Elections de 2020 : La Police burundaise tente de redorer son blason

02/03/2019

 Guillaume Bunyoni, ministre burundais de la sécurité publique

 

 

Alors qu’elle est devenue la risée du monde en raison de ses exactions inégalées depuis les dernières élections encore controversées de 2015, la police burundaise veut redorer son blason.

 

A l’approche d’un autre rendez-vous électoral, elle entend en effet peaufiner son image en brusquant, ou disons-le sans faux-fuyant, en tuant ou kidnappant moins de paisibles citoyens.

 

C’est certainement dans cette perspective qu’elle annonce, via son compte officiel twitter, le démarrage d’un vaste programme de formation des officiers de police en vue de «sécuriser les  élections de 2020».

 

Dans un premier temps, cette formation concerne «les officiers de police» et portera «sur le cadre opérationnel de la sécurisation des élections de 2020».
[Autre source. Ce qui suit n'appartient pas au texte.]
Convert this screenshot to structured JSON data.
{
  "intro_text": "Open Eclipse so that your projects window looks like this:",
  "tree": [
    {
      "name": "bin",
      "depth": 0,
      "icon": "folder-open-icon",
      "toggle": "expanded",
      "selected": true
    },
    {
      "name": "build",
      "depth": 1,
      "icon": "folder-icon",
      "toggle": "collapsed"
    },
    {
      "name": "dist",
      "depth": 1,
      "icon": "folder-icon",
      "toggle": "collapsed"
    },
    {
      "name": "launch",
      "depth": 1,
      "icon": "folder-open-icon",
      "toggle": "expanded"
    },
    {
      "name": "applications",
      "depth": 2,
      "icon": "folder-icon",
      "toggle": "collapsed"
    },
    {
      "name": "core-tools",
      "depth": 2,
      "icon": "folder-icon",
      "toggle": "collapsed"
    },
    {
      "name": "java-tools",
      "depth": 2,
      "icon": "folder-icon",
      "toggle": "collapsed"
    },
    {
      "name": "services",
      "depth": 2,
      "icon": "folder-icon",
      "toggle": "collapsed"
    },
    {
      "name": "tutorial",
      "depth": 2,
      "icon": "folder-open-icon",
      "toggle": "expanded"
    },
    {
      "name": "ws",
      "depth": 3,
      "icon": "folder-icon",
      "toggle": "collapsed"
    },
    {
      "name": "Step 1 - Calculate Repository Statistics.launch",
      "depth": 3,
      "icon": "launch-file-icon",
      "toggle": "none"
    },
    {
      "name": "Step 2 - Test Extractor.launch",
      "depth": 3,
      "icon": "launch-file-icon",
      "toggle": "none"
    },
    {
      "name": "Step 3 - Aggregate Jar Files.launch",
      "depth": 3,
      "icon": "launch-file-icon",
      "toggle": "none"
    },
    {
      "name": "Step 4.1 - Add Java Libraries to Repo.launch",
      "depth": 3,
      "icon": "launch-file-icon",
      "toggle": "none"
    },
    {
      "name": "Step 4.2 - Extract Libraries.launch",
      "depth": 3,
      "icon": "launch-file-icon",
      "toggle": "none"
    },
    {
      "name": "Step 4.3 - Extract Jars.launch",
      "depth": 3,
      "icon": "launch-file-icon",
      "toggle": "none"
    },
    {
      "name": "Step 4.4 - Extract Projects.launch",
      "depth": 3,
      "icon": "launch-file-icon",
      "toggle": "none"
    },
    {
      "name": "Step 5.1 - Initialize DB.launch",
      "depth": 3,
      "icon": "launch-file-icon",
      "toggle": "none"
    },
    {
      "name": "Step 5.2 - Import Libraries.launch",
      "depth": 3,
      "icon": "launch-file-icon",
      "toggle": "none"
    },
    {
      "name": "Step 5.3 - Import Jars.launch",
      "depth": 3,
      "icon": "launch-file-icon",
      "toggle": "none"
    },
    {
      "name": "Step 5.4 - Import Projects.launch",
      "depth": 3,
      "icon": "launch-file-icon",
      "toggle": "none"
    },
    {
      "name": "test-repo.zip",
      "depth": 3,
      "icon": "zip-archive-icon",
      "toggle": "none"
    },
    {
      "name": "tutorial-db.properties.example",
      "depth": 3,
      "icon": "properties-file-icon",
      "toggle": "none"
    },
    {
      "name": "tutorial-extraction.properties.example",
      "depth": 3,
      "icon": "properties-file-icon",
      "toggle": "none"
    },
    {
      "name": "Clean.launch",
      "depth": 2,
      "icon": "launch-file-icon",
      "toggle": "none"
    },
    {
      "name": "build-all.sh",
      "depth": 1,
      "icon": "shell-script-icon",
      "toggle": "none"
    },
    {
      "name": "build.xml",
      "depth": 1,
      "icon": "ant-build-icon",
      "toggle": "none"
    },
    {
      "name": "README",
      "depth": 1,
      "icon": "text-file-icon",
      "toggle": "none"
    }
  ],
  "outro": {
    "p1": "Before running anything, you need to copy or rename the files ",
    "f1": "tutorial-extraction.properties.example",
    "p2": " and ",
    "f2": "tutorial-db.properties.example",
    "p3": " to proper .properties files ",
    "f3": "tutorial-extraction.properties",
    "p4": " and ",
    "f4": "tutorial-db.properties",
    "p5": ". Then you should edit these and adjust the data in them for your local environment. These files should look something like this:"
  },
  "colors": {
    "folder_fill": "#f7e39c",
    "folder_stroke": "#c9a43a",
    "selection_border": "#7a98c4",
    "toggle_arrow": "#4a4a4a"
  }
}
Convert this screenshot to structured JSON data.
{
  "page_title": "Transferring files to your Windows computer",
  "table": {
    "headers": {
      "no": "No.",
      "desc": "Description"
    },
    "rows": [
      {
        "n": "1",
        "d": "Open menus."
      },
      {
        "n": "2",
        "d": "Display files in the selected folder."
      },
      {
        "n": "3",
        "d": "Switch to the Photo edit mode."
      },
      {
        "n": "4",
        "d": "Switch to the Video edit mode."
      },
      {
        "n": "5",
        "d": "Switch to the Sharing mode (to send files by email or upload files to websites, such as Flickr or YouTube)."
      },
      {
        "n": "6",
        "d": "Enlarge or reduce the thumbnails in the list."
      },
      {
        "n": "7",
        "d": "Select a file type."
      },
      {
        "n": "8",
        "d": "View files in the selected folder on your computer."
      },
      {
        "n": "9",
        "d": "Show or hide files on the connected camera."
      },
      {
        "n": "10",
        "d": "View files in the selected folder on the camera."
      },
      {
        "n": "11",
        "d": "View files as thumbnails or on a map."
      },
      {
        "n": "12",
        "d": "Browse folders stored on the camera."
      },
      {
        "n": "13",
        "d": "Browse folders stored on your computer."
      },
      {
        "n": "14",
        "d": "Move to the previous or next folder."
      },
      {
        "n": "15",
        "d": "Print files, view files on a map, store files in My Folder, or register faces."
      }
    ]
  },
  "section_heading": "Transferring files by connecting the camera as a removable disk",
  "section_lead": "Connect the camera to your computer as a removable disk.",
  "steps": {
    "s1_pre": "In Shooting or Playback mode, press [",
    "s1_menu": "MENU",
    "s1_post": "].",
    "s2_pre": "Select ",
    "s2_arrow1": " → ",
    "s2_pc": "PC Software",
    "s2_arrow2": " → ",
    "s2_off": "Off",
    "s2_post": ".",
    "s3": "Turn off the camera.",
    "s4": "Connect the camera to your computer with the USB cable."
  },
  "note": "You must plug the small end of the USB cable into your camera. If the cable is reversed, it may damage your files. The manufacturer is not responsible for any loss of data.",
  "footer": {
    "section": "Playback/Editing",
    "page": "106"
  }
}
Après les officiers, la formation s’étendra sur les autres catégories de ce corps de sécurité. «La formation couvrira toutes les régions jusqu'en avril prochain et s'étendra à tous les policiers après », a précisé le Ministère.

 

Alors que le pays est à son 4ème rendez-vous électoral depuis qu’il est sous contrôle du CNDD-FDD, d’aucuns se demandent si ses policiers ne savaient encore pas comment « sécuriser » les élections. 

Mais à y regarder de près, il s’agit, d’une part, d’un véritable aveu de bestialité qui n’était plus qu’un secret de polichinelle pour les Burundais et pour le monde entier. Car les graves crimes dont les policiers burundais sont comptables sont connus de tous et tout le temps.

 

D’autre part, la police reconnait finalement que les nombreux Imbonerakure (jeunes militants du parti au pouvoir) et autres Interahamwe (forces résiduelles des génocidaires rwandais) auxquels elle est accusée d'avoir illégalement ouvert ses portes ont besoin d’une remise à niveau pour mieux les humaniser. Leur consigne non officielle étant de tuer, tuer et tuer encore.

 

Cette formation annoncée n’est donc qu’une tardive tentative de formatage de leurs caboches irréversiblement programmées pour tuer.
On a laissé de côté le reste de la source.